For anyone looking for a jazz album perfectly suited to reflection on Good Friday, check out Hank Jones and Charlie Haden, Steal Away: Spirituals, Hymns, and Folk Songs. Just piano and bass, this beautiful album is a must have.
I had the amazing opportunity to hear Hank Jones in New York and have written about it in the chapter on faith, arts, and culture in my new book, Faith as a Way of LIfe: A Vision for Pastoral Leadership (Eerdmans, forthcoming). Here is a bit from the beginning of that chapter.
Chapter Seven: Leisure and the Arts
As we headed across mid-town Manhattan packed in our taxi, I tried to imagine what Dizzy’s club would be like. Broadway Avenue, New York, New York. Jazz at the Lincoln Center. The Time Warner building. This was the big time in the Big Apple and I could hardly wait. As we hopped out of our taxi and paid the driver a handsome amount for the few blocks we’d traveled from our hotel near Grand Central Station, I looked at the busy street, the lights shining through the large glass doors and the huge atrium beyond. We were swept in, following people up the elevators to a velvet-roped line outside the fifth-floor room. Posters of jazz luminaries and the hushed tones of those already in line gave the atmosphere a sort of reverence. With a group of colleagues from the Faith as a Way of Life project, I was going to hear a sax player named Joe Lavano. While he seemed to be a big name, I didn’t know his work. It didn’t matter—that he was playing this show at Dizzy’s was enough for me.

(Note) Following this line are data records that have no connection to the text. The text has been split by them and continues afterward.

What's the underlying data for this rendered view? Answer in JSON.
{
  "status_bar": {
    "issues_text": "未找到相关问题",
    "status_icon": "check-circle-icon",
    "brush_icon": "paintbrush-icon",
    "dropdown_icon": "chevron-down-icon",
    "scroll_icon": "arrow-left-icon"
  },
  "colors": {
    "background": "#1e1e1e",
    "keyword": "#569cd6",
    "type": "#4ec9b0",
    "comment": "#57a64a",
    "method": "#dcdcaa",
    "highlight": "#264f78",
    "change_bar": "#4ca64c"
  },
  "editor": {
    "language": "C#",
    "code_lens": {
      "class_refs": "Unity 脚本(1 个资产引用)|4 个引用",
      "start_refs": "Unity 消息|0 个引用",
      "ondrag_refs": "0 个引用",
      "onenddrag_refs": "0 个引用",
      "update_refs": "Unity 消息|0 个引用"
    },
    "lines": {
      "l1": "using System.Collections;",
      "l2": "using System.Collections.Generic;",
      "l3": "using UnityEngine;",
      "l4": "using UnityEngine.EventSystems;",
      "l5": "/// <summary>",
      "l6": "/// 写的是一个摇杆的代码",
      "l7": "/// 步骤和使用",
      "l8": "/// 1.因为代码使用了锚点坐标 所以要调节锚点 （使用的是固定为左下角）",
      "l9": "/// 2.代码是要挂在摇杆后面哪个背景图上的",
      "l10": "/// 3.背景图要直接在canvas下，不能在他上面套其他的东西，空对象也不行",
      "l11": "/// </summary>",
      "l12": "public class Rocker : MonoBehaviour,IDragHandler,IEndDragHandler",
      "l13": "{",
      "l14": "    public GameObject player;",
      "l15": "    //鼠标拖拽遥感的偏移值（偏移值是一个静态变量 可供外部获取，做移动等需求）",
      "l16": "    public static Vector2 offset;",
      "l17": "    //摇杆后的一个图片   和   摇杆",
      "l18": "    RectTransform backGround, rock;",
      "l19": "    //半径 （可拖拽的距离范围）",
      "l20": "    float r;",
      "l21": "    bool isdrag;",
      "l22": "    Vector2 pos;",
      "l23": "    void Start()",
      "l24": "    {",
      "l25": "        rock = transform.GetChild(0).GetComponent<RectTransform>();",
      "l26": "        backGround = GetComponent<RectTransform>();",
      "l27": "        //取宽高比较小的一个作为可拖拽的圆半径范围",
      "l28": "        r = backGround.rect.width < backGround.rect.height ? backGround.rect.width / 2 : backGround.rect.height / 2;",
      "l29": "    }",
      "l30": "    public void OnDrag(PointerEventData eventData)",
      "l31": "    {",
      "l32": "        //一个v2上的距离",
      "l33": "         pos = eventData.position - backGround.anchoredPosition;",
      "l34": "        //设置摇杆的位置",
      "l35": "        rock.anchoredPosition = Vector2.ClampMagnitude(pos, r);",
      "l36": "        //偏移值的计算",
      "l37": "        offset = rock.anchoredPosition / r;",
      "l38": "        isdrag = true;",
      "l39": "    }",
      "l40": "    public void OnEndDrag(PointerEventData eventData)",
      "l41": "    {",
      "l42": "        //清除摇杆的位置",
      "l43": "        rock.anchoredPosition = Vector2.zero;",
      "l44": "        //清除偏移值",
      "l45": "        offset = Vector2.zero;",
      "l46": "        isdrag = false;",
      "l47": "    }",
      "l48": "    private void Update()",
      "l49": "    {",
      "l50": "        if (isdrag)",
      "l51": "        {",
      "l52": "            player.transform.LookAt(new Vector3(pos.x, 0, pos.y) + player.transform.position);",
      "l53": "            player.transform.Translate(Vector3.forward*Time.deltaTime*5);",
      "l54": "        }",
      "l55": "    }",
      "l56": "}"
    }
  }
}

Soon enough we were led into a dark room, already buzzing with activity. We were seated at two long tables just to the left of the stage, but the intimacy of the room seemed to make every seat good. Before long, to raucous applause, the slightly chubby Joe Lavano walked out with his elderly piano accompanist. I didn’t know this pianist’s name, but he seemed frail and nearly fell as he ascended the steps to the stage. Upon recovery, he smiled and waved, gingerly, before taking his seat. While this beginning worried me, as he began to play his age melted away and the nimble magic of his fingers leapt into action.
We watched over the next hour as our imagined luminary, Joe Lovano, sought ways to step back and highlight this stoop-shouldered pianist whose subtle tones and energetic playing had captured the room. The real luminary, it seemed, was the one unknown to me, and the crowd rallied to the moment. Sure we were seeing something special, we later found out that this venerable man was Hank Jones, a true jazz legend who was 89 when we saw him play. During one particularly stunning moment, Joe Lovano simply stopped playing and walked to the back of the stage, giving over the music to this joyful and soulful man. As the song wound to its end, a man two tables to the right of us shot up, shouting, clapping, as if his life depended on the tribute he was offering.
I should have known that something deep and moving might happen. Yet caught up in the excitement, I simply let myself expect good music at an exciting venue in exchange for my ticket price. This was no church experience, and so what business did I have expecting a transcendent moment? If good, then the experience would be a thrill—an uncommon experience of musical excellence in a classy setting. That was the bargain I was expecting, and the three shows played that night offered many others that same possibility. Yet the sphere of arts and culture is the realm of imagination, the realm where one can commonly hear terms such as “spirited” or “soulful” and where fans show “religious” devotion to their favorites. People whose art is extraordinary are often described as “inspired”. This should point those of us who believe that everything that is comes from God to believe that the Spirit of our Lord breathes through a saxophone just as much as through the sighs of pious prayers. What a believer like me saw as Joe Lovano stepped back to let Hank Jones soar was nothing less than the very power and glory of God made flesh. Incarnational moments are not simply or strictly defined by the historical life of Jesus or by his presence in the Eucharistic elements on this or that congregation’s altar table.
In the poetic prologue to John’s gospel, an incarnational vision of life—including the arts—carries echoes of God’s original creation of the world (John 1:1-3, 14).
In the beginning was the Word, and the Word was with God, and the Word was God. He was in the beginning with God. All things came into being through him, and without him not one thing came into being . . . And the Word became flesh and lived among us, and we have seen his glory, the glory as of a father’s only son, full of grace and truth.
All things, the text says, came into being through him. Not one thing—not Joe Lovano’s saxophone, nor Hank Jones’ piano, nor even Dizzy’s club full of jazz lovers on that late October evening—came into being without him. In this sense, as Luther memorably put it, “Christ fills all creation like wheat fills a sack.” This is a powerful vision, and it sees the world through bifocal vision—what things appear to be and what they are in their fullness as they come from and belong to God.